Where it takes us is not at all what I was expecting. If you're thinking of seeing the movie, you should know that it's probably not what you're expecting either. Let's just say that at this point, about thirty-five or forty minutes in, Black Bear changes. What we think we've been seeing is not quite what we assumed, and the relationships between Allison, Gabe, and Blair are different than we've been led to believe. I won't go any further than that. My only reason for bringing it up at all is that I wish I'd known that in advance. This is a very good picture. At the same time, it's jarring when you spend that much time investing yourself in characters and situations, only to abruptly transition to something else.
Of course, this is precisely the mystique of Black Bear. Follow it all the way through to the end and you realize how clever the plotting is. You're struck by how themes introduced in the first act are presented in a meaningful parallel manner during the second and third acts. Writer/director Lawrence Michael Levine may trick you initially, but he does so because it's a fresh way at getting to the themes he wants to investigate.

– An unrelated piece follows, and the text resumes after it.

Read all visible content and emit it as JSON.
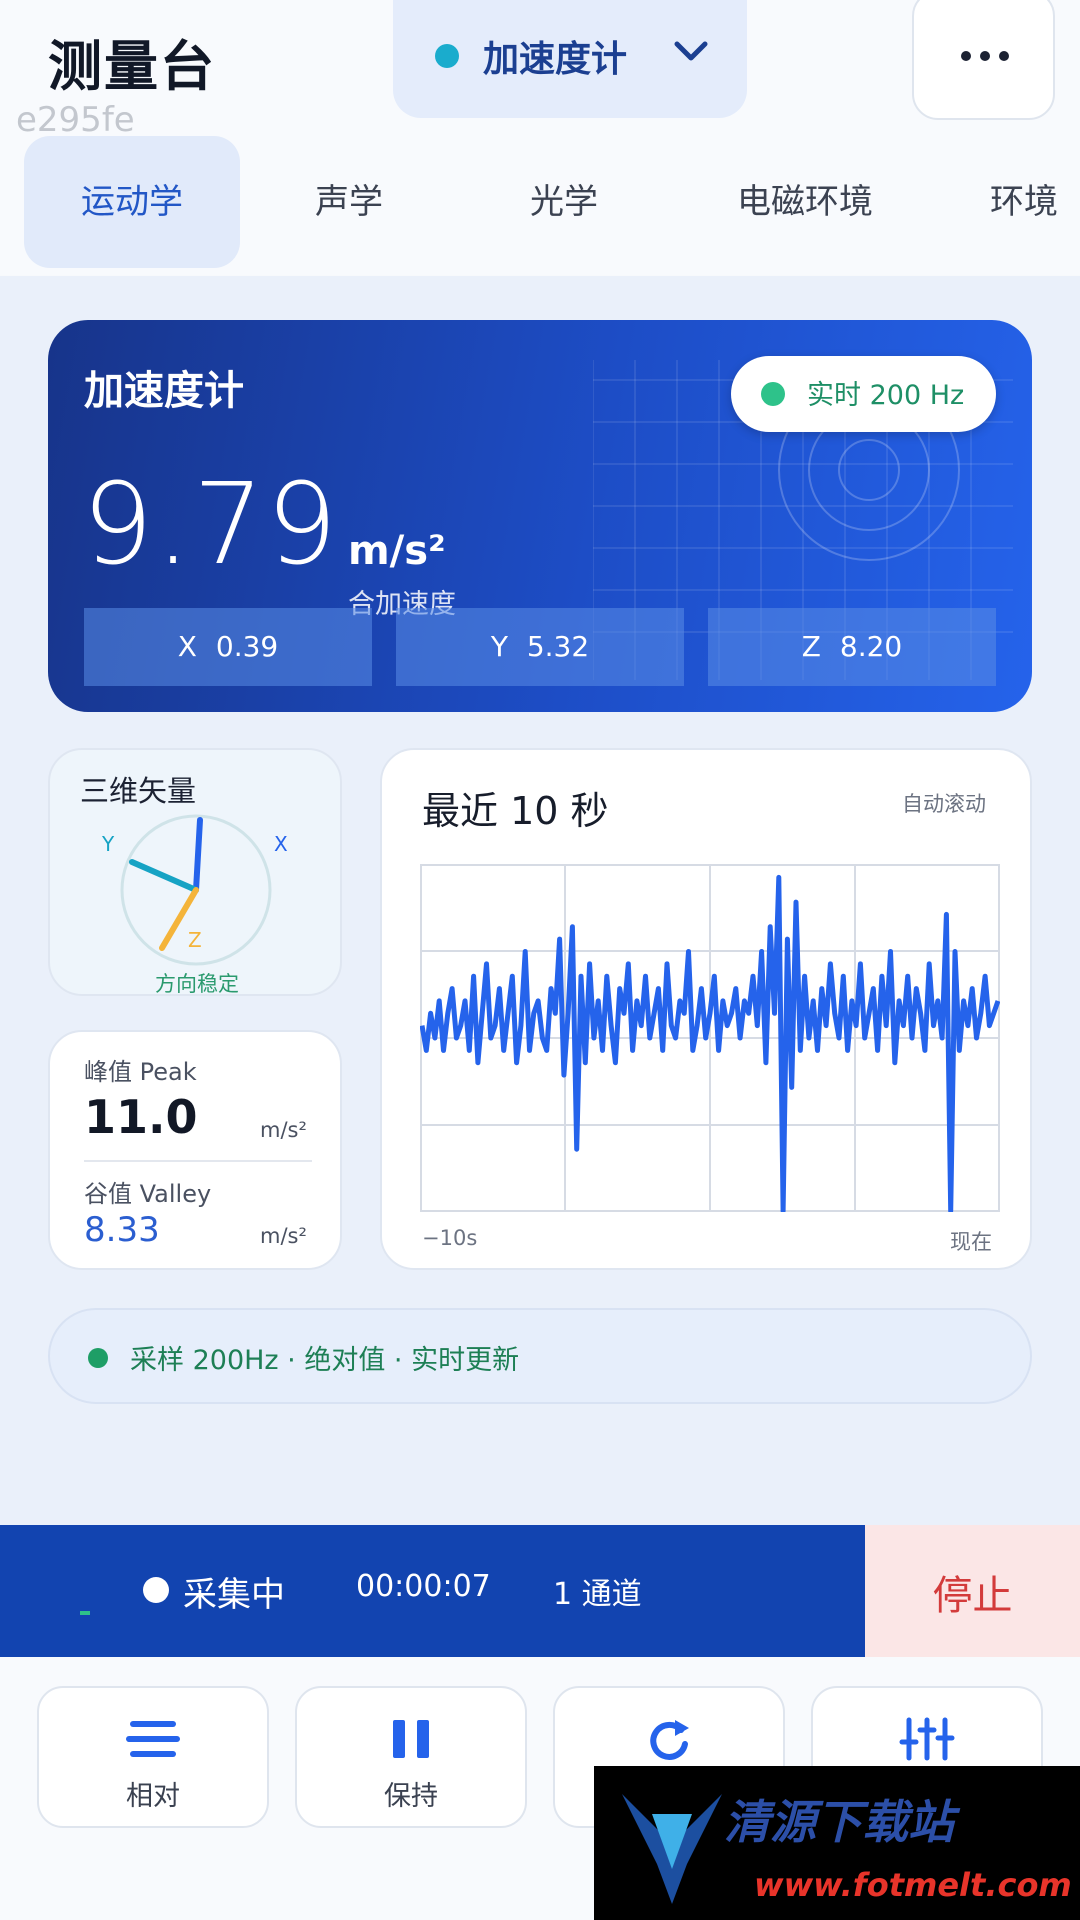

Without spoiling anything, the story deals with emotional abuse – what people are willing to do to one another, what they're willing to put up with, and so on. Allison is an individual with insecurities that can be exploited. She also likes to drink, a fact that pours even more fuel onto the fire of those insecurities. At the same time, she can be a little abusive to others, meaning she isn't just a victim in this scenario. Black Bear dives into the reasons why people manipulate or torment each other, as well as the often sick benefits of such behavior.
Since I don't want to divulge too much plotwise, I'll shift focus to how great Aubrey Plaza is in this role. Although mostly known for comedy, the actress demonstrates serious dramatic chops as Allison. Plaza has always had a bit of a dark side in her humor, a trait that is effectively used here, especially in a scene toward the end where the character has an extended breakdown. The twisted chemistry Plaza works up with the equally-good Abbott proves captivating, if intentionally uncomfortable, to watch. This is a role that could potentially change the course of her career.
Black Bear is one of those movies that probably plays even better on a second viewing, when you already know where it's headed and can therefore catch all the little signposts you don't notice the first time. Regardless, an initial viewing offers strong performances, some dark humor, and plenty of insights into bad behavior. It's a provocative, challenging work that shows the amazing Aubrey Plaza in a whole new light.
out of four
Black Bear is rated R for language throughout, sexual content, drug use and some nudity. The running time is 1 hour and 44 minutes.